Since you are using Nextcloud I suggest that you use the following guide:

If you know enough German you may also want to use the following guides:
https://adminforge.de/nextcloud/nextcloud-talk-mit-eigenem-turn-server/

There is no need to change the standard port which is
tls-listening-port=5349

Following is a working configuration (of course you have to insert your own subdomain/domain and cert, pkey:
tls-listening-port=5349
fingerprint
lt-cred-mech
use-auth-secret
static-auth-secret=
realm=yournextcloud.yourdomain.de
total-quota=100
bps-capacity=0
stale-nonce=600
cert=/etc/letsencrypt/live/yournextcloud.yourdomain.de/fullchain.pem
pkey=/etc/letsencrypt/live/yournextcloud.yourdomain.de/privkey.pem
cipher-list=“ECDHE-RSA-AES256-GCM-SHA512:DHE-RSA-AES256-GCM-SHA512:ECDHE-RSA-AES256-GCM-SHA384:DHE-RSA-AES256-GCM-SHA384:ECDHE-RSA-AES256-SHA384”
dh-file=/etc/ssl/private/dhparam.pem
no-stdout-log
log-file=/var/log/turn.log
syslog
no-loopback-peers
no-multicast-peers
no-tlsv1
no-tlsv1_1

I have used a german one already but I can try this one too doesnt look much different other than the port numbers.

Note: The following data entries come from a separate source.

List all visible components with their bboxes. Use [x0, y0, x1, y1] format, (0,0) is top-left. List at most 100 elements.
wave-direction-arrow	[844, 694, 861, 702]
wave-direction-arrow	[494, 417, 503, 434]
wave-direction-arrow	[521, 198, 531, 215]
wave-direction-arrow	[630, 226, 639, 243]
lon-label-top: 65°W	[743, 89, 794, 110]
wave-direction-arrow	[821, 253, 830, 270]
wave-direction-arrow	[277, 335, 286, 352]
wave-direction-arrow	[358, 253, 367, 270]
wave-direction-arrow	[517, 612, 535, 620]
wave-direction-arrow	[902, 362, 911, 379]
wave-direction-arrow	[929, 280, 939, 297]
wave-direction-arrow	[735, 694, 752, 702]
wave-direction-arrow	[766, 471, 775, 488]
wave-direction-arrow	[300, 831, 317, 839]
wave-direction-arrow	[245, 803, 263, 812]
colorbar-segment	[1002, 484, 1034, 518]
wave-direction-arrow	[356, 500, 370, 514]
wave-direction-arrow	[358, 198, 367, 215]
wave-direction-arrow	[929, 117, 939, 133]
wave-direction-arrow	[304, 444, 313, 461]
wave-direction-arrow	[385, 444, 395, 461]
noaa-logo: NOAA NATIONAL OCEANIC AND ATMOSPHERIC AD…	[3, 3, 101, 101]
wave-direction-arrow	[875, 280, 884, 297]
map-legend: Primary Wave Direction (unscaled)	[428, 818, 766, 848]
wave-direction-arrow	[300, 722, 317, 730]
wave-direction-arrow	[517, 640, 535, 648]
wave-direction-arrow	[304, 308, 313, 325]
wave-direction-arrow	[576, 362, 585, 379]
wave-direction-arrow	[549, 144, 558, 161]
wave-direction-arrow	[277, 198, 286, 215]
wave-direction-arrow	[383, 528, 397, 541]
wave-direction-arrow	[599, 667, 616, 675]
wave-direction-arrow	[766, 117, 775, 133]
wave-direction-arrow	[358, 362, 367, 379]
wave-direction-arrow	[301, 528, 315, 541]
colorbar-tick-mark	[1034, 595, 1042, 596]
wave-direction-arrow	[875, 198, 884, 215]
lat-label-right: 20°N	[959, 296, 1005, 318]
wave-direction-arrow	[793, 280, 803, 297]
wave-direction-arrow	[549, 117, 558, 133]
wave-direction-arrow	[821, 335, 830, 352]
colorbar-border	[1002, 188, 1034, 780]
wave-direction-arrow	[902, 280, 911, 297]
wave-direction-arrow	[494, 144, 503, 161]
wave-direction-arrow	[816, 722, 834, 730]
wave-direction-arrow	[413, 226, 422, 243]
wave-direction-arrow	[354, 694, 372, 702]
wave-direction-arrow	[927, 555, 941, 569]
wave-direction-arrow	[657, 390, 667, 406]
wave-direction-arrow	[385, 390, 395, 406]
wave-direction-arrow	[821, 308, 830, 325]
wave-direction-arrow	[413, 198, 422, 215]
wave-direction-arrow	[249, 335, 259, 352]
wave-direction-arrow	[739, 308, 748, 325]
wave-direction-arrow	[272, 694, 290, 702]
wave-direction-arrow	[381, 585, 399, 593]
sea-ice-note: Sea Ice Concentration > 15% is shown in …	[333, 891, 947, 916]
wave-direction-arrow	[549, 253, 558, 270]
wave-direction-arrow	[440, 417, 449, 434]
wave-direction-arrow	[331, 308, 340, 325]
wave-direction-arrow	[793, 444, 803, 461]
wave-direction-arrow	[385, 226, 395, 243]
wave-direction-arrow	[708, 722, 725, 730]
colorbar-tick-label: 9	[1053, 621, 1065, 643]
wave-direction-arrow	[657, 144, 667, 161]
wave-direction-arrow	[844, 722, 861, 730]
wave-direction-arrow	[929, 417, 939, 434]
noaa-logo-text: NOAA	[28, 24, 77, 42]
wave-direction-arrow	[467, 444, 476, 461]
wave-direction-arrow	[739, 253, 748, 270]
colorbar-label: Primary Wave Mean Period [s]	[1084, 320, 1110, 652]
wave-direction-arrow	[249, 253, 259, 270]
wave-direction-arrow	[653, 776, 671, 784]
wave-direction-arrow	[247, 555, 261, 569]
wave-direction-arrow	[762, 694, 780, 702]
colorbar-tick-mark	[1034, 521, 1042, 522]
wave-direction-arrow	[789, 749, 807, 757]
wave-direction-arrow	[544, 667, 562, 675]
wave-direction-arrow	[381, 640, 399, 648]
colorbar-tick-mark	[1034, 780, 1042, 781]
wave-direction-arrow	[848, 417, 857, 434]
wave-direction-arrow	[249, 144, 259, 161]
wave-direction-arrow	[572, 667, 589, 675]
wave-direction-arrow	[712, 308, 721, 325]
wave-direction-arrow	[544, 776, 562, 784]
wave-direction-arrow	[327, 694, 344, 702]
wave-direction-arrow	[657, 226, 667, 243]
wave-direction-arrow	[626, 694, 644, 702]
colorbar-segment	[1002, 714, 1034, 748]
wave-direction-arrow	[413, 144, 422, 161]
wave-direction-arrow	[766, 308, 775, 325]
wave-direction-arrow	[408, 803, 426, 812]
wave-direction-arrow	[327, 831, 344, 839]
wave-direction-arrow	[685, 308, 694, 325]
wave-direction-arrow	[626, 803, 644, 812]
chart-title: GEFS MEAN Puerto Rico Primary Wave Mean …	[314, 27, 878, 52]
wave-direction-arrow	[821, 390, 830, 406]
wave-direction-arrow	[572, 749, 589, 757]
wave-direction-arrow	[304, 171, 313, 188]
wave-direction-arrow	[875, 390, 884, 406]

one doubt I have is , I have coturn server running on linode and on the same node I have haproxy that is hosting my website usnig port 80 and 443, although I am using different server for turnserver , I have domain name pointing this node that is running haproxy . So my doubt is like in above example do I really need to havea sub domain ? I have not created subdomain ? I think creaitng new subdomain would mean runnnig new node with different ip that should run coturn !

So I got it working. Successfully tested video call between two iphones over nextcloud talk. I hope I can have more than one turns server , would that improve quality ?

So what I make is nextcloud talk app on iphone needs some good work.
There is no cancel button how silly is that !

Sorry to revive the thread, but would you mind posting the haproxy configuration you used to get this working?

https://blog.wydler.eu/2020/04/04/eigener-turn-server-fuer-jitsi-meet-bereitstellen/
this is basically I followed.

1 Like

Yes it worked also for me. Anyway I see a lot people that need to specify the port they are going to use for TURN Server. First to not be used for something else like apache2 or Ngix. And in the instance provider they open the port in firewall rules. And if they follow the instrucions then it it will get it worked.